1980年代に漂い始めていた “金の匂い” を敏感に嗅ぎ取った浜田省吾と忌野清志郎

金銭的欲望を正面切ってテーマにしたロックナンバーは、ビートルズもカバーしたバレット・ストロングの「マネー」をはじめ、けっして少なくはない。しかし、日本では “金銭の話は下品” という風潮があるのか、露骨に金銭的な欲望を歌った曲はあまり無いような気がする。

あえて言えば、『DOWN BY THE MAINSTREET』の前年にRCサクセションが発表したアルバム『OK』に収められた「ドカドカうろさいR&Rバンド」で、ロックンロールを “子供だましのモンキービジネス” と自虐的に喝破してみせた姿勢と通じるという気もする。
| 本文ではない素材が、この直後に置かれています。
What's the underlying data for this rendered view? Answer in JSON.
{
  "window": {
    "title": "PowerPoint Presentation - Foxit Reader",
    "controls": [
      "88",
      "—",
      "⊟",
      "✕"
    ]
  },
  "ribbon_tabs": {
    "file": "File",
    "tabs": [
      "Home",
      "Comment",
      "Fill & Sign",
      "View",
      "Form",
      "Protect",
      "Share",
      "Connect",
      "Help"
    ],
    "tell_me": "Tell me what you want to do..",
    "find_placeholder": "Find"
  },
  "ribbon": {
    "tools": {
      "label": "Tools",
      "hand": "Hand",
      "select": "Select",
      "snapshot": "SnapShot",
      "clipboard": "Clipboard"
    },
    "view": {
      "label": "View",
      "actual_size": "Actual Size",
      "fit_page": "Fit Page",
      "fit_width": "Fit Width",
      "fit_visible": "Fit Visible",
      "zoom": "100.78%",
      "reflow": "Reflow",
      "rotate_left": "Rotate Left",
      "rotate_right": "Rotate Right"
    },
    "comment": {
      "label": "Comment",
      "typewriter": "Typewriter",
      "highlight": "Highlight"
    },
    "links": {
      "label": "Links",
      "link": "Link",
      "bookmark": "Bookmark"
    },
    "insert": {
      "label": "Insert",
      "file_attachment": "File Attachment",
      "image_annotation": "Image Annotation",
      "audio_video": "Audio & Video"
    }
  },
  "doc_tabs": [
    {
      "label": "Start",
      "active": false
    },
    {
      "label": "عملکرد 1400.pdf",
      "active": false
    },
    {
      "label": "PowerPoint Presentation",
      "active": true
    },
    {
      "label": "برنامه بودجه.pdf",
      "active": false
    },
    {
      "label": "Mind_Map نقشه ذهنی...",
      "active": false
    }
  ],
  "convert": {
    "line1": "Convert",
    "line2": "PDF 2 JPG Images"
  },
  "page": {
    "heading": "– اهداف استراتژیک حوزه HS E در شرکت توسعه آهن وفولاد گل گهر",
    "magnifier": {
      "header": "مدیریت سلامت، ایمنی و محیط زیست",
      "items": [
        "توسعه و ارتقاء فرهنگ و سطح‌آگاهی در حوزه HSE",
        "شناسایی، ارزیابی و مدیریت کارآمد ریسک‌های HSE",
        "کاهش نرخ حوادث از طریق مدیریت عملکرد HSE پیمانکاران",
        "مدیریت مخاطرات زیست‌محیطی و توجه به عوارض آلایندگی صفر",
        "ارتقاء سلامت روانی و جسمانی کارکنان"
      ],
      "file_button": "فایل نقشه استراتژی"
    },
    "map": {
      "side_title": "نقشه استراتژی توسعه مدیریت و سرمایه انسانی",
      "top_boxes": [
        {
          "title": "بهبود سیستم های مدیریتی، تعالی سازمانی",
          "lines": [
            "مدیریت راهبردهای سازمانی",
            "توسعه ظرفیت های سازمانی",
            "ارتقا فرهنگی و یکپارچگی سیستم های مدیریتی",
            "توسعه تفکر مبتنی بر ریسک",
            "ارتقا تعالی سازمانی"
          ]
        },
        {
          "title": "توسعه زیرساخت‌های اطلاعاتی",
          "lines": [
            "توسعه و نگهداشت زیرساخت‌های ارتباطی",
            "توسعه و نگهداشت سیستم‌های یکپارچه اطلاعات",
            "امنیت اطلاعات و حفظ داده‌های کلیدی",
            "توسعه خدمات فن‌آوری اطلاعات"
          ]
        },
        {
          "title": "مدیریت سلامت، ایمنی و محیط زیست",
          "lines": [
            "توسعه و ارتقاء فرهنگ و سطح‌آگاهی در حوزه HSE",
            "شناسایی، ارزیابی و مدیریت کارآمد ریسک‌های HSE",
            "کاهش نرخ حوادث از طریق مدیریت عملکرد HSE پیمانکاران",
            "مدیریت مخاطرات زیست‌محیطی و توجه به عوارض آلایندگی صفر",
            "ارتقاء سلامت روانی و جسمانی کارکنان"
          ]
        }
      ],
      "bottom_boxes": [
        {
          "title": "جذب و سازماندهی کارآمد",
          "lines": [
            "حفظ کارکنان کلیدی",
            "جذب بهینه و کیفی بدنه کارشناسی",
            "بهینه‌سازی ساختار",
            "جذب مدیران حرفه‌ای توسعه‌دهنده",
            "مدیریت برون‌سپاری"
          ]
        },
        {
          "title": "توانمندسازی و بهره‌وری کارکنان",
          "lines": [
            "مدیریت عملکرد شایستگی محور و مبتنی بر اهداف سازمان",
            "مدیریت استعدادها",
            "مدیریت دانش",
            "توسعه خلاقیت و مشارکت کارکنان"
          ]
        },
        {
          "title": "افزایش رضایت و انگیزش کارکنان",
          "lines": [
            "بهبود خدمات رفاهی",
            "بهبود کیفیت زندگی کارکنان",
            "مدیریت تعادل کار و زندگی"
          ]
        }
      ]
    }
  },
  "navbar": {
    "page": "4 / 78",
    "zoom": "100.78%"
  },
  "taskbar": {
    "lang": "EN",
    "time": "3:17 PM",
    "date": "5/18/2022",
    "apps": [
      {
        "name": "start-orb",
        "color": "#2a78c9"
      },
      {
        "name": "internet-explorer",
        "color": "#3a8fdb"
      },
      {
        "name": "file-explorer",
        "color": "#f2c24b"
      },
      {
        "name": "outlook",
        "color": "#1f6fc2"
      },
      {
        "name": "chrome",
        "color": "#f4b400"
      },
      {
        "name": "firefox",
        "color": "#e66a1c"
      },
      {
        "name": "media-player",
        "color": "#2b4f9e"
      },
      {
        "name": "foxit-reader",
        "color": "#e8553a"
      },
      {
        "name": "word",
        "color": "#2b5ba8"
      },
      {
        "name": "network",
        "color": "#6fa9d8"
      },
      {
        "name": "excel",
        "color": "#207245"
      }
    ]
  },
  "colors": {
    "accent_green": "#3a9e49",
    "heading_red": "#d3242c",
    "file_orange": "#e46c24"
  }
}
その意味で、忌野清志郎も浜田省吾と同じように1980年代に漂い始めていた “金の匂い” を敏感に嗅ぎ取っていたのだ。

もちろん「ドカドカうるさいR&Rバンド」や「MONRY」が、あえて “金への欲望” を強調しているのは、反語的メッセージにより強いリアリティを与えているのであって、どちらも拝金主義を賛美する曲ではないことは言うまでも無い。

80年代を生きる日本人のリアルな物語へと昇華させようとしたアルバム

「MONEY」で始まる『DOWN BY THE MAINSTREET』は浜田省吾のセルフプロデュースアルバムであり、サウンド的にもそれまでのスタジオミュージシャン中心のセッションから彼のバックバンドfuseのメンバーを中心にした編成に変わり、楽曲の編曲も町支寛二、古村敏比古、板倉雅一らのバンドメンバーが担当している。そのせいか、サウンド的にもよりバンド的なアグレッシブな躍動感が感じられるのもこのアルバムの大きな魅力になっている。

『DOWN BY THE MAINSTREET』は、浜田省吾のメッセージを80年代を生きる日本人のリアルな物語へと昇華させようとしたアルバムだったのではないだろうか。そしてその姿勢が次のアルバム『J.BOY』(1986年)以降の、よりディープなメッセージをもつ作品につながっていったのではないか。